Smith—who was also a journalist—takes care to write precisely the events of the demonstration and massacre, details of which have been corroborated by later historical and personal accounts. In the first paragraph, he points out the direction by the Algerian National Liberation Front that the demonstration was to be peaceful and orderly, and “that no one was to carry a weapon, not even a stick or a pocket knife.” He describes how “more than thirty thousand Algerians came out of their bidonvilles and tumbledown suburbs” to the key centers of Paris, rejecting the urban segregation of Paris, which is largely still in effect today in the banlieues. One paragraph details the horrifying police violence of the massacre:

Theoretically, French police charges were aimed at splitting demonstrations into small pockets, and dispersing the demonstrators; but it was clear that tonight the police were out for blood. While ‘combat groups’ charged, other ranks of police stood behind in each street, blocking escape routes, armed with clubs and submachine guns. The charges split the Algerians into small pockets; each pocket was then surrounded by police who methodically clubbed men, women and children. Simeon saw old men clubbed after they had fallen to the ground, someties [sic] by five or six policemen at a time, their bodies beaten after the men were dead. In scenes of terrible sadism, Simeon saw pregnant women clubbed in the abdomen, infants snatched from their mothers and hurled to the ground. Along the Seine, police lifted unconscious Algerians from the ground and tossed them into the river.

When he sees a policeman beating a woman trying to protect her baby, Simeon suddenly recognizes the stone face of racism he knows from America in the officer’s eyes, and he jumps to aid the woman, beating the police officer. This moment marks a significant personal victory for him—after he and thousands of Algerians are rounded up and thrown in a stadium like cattle, he reflects: “What would happen to him? He did not care. . . . That didn’t matter; what mattered was that he had struck at the face.” By finally standing up in the Algerian demonstration to the face of racism that had tortured his life, Simeon is able to confront the feeling of duty which troubles him throughout the novel: he decides to give up what was for him a guilt-ridden separation from American racial inequality in France and return to the United States to fight for justice. Smith himself actually went on to work as a news correspondent and editor in Ghana, spent some time in Algeria, and finally moved back to join the Civil Rights movement in the United States, mirroring and expanding Simeon’s trajectory.

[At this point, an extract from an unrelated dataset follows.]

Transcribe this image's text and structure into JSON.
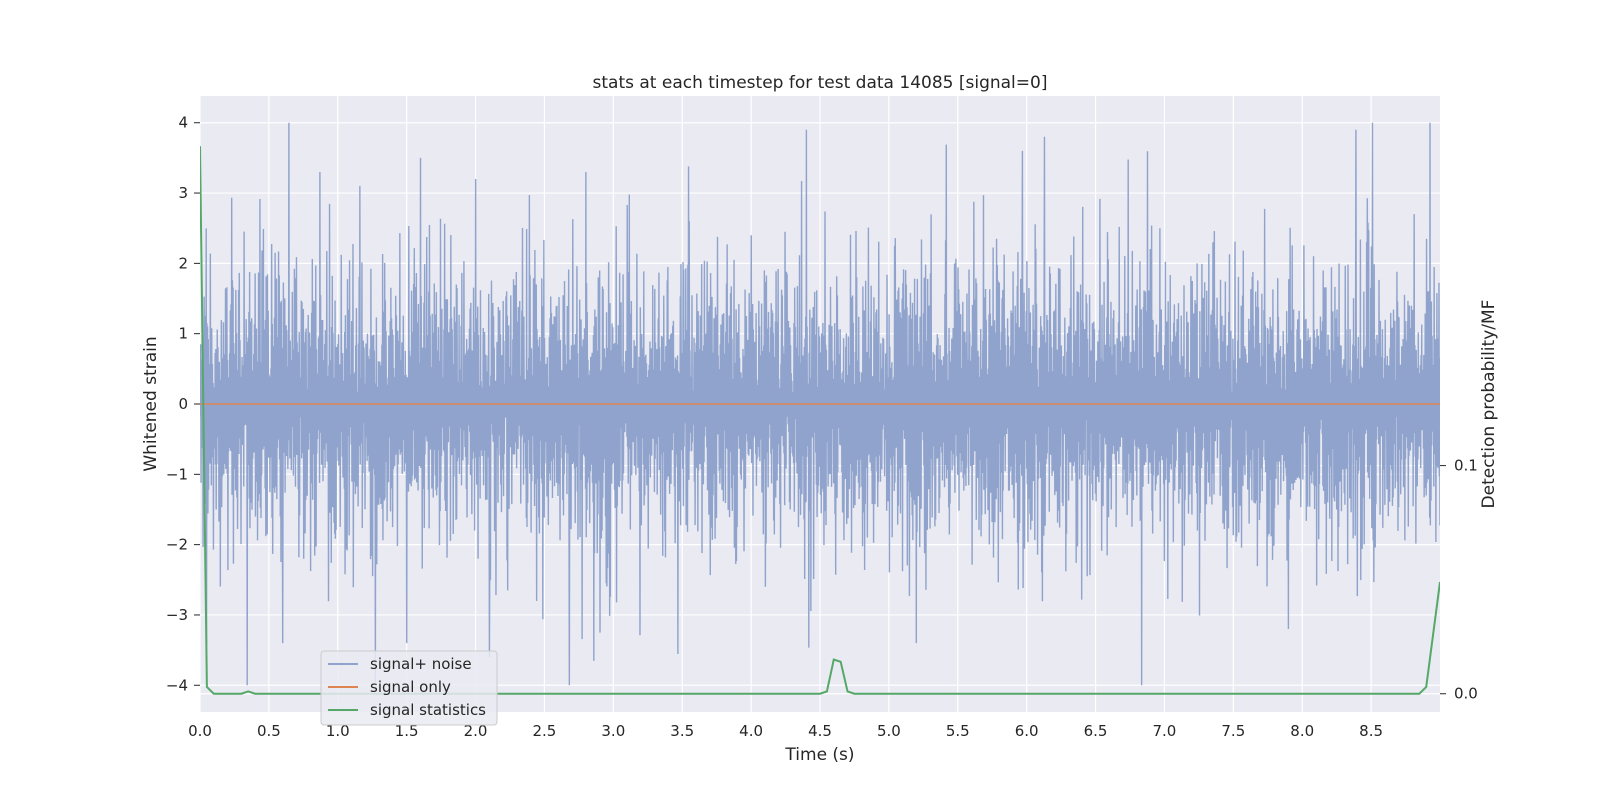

Inspired by the activism he met abroad, Simeon’s return to the United States after participating in and documenting the October 17, 1961 massacre is just one testament to the many strengths of international solidarity and exchange between social justice and independence movements. As Smith would likely have been the first to point out, however, solidarity movements are not without flaws and many layers of nuance. Often, as Smith’s novel shows, this results in the reductive tendency to compare levels of oppression between groups as a competition rather than showing up where it is most needed regardless of personal benefit. This indicates a failure of solidarity and ignores the complexity of context and legacies of Atlantic slavery, imperialism, and settler-colonialism which cannot be compared. Instead, understanding the connections between these oppressive mechanisms is important in order to begin the work of their dismantling. While there is much to improve in how we support each other at home and across the globe, Smith’s novel reminds us of the immense power in solidarity and our duty to always rise up for justice and freedom.